Оправдывает ли современные затянувшиеся дебаты о скорой коллективной «оптимизации мозга» и его социальных последствиях существование одного-единственного отчасти полезного, отчасти нового средства для допинга (на рынке модафинил присутствует уже довольно давно[627])? В материале в газете Frankfurter Allgemeine Zeitung специалист в области научной антропологии и историк медицины Николас Ланглиц так не считает: «Обсуждение фармацевтической фантасмагории не просто невольно стимулирует рекламу фармацевтических продуктов, долгосрочные последствия которых еще недостаточно изучены. Оно подпитывает у публики чувство участия в постоянной социальной конкурентной борьбе. ‹…› Даже само слово „нейродопинг“ предполагает, что повседневная жизнь и работа подчиняются правилам спорта высших достижений»[628].
Это подводит нас к вопросу, какая эффективность нужна нам на самом деле. Пожалуй, бесконечное увеличение производительности труда является сомнительной целью.
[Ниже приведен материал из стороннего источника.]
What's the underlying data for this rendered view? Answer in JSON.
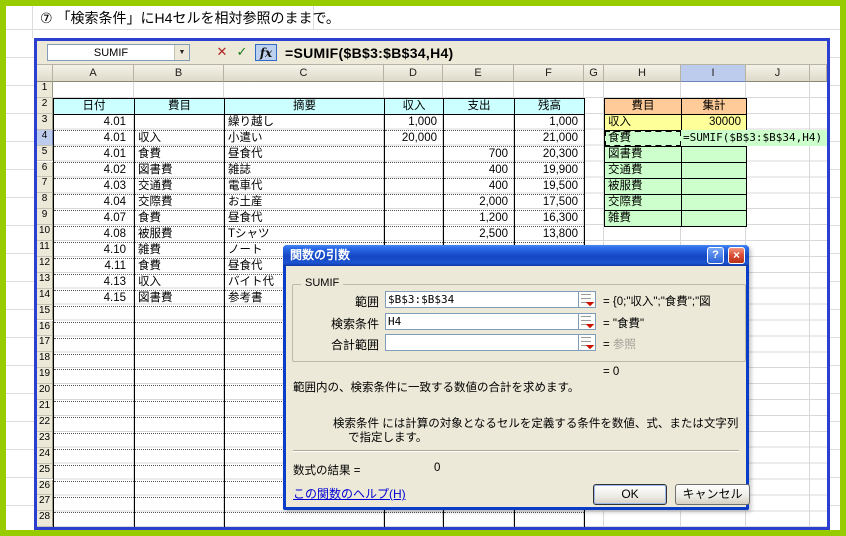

Столь же сомнительным – и, по мнению специалистов, способным спровоцировать болезни – является также коллективный проект постоянной самооптимизации и гибкой самоадаптации, какими их ожидают увидеть в неолиберальных обществах достижений. Под растущим давлением у многих на самом деле усиливается надежда, что фарминдустрия в скором времени сможет предложить действенную фармакологическую поддержку в повседневной борьбе с незаконченной работой и латентным перенапряжением.
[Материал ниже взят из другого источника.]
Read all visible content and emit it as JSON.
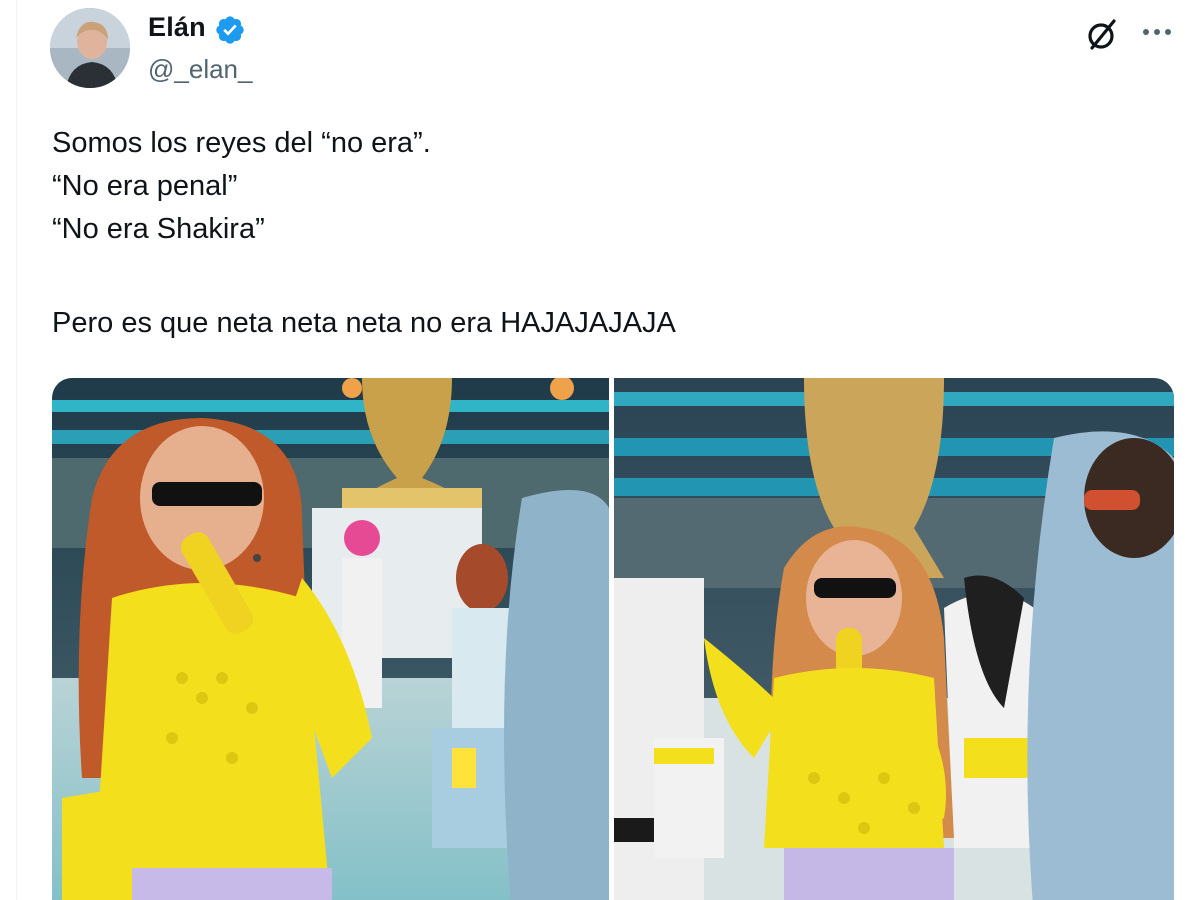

Однако в обозримом будущем фармацевтическая промышленность не сможет оправдать эту надежду. И не из-за этических проблем. В случае необходимости про них было бы забыто просто потому, что благодаря систематическому назначению медикаментов здоровым людям можно заработать много денег. О масштабе экономического потенциала действенного и принятого обществом наркотика, оптимизирующего работоспособность, можно догадываться по торговым показателям лидера отрасли модафинила. С начала апреля по конец июня 2011 года оборот варианта модафинила «провигила», производимого фирмой Cephalon, составил 251 миллион долларов[629]. При экстраполяции на год этот оборот составляет не менее миллиарда долларов. В то же время в 2005 году на квартал приходилось только 130 миллионов. Рост продаж почти на 100 % всего за шесть лет является значительным даже для фармацевтической промышленности.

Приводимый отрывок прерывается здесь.